Comme Randriamitantsoa, de nombreux agriculteurs malgaches luttent pour s’adapter dans ce qui est actuellement le quatrième pays le plus vulnérable au changement climatique dans le monde, selon les Nations Unies.
Randriamitantsoa
« D’importants changements environnementaux surviennent à l’heure actuelle », explique Randriamitantsoa. « Par exemple, lorsque j’étais enfant, il ne grêlait presque jamais. Aujourd’hui, nous pouvons essuyer des averses de grêle tout au long de l’année. »
La hausse des températures, les sécheresses record et les chocs climatiques, au nombre desquels on compte trois cyclones en moyenne par an, ont gravement exacerbé la vulnérabilité des communautés les plus pauvres du pays. À Madagascar, 80 % des habitants sont considérés comme très pauvres, et 85 % dépendent de l’agriculture comme principal moyen de subsistance, une intersection qui met en évidence les liens entre les enjeux agricoles et la pauvreté.
Etienne Andriamampandry, directeur des partenariats pour la Fondation Aga Khan (AKF) à Madagascar, qui travaille par l’intermédiaire de sa branche locale Organisation de Soutien pour le Développement Rural à Madagascar (OSDRM), explique que les conditions climatiques dans le pays, notamment l’irrégularité des précipitations, contribuent à allonger la saison maigre - une période où les récoltes sont faibles - ce qui constitue un « énorme frein » à la productivité des agriculteurs, qui voient leurs rendements globaux fortement diminuer.
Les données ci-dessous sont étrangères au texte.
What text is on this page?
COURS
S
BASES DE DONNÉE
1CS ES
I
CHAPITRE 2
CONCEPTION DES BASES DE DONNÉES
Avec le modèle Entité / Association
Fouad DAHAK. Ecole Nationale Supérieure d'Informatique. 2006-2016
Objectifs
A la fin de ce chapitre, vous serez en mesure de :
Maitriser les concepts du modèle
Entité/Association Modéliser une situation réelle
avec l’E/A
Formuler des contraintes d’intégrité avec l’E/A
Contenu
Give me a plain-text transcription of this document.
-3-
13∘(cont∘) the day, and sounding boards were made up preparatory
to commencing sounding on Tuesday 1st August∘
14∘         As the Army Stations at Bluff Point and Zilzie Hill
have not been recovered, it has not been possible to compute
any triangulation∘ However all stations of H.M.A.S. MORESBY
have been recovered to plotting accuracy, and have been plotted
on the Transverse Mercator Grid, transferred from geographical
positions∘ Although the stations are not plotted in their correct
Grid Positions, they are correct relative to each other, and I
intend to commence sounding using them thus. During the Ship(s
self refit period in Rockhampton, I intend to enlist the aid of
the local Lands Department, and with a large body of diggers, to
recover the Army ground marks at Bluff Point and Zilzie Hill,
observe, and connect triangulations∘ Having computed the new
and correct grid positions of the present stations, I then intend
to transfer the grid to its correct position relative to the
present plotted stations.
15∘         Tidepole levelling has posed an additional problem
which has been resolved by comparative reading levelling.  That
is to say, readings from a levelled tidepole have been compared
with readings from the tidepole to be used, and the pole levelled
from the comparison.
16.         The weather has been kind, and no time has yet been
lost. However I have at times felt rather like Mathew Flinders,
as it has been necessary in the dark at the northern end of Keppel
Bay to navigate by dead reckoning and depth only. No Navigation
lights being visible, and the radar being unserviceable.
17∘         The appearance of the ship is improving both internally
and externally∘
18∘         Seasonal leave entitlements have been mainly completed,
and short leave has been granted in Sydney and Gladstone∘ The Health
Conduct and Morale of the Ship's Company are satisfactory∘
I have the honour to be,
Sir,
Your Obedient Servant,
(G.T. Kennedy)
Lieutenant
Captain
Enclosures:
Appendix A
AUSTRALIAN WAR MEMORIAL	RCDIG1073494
Randriamitantsoa a lui-même connu cette situation. Bien que sa famille ait accès à un puits pour les usages domestiques courants, elle « attend la pluie » pour irriguer ses 10 hectares de parcelles agricoles. Depuis quelques années, la saison des pluies commence en moyenne un mois plus tard, ce qui a des répercussions sur l’alimentation, la santé, les revenus et la sécurité alimentaire de la famille.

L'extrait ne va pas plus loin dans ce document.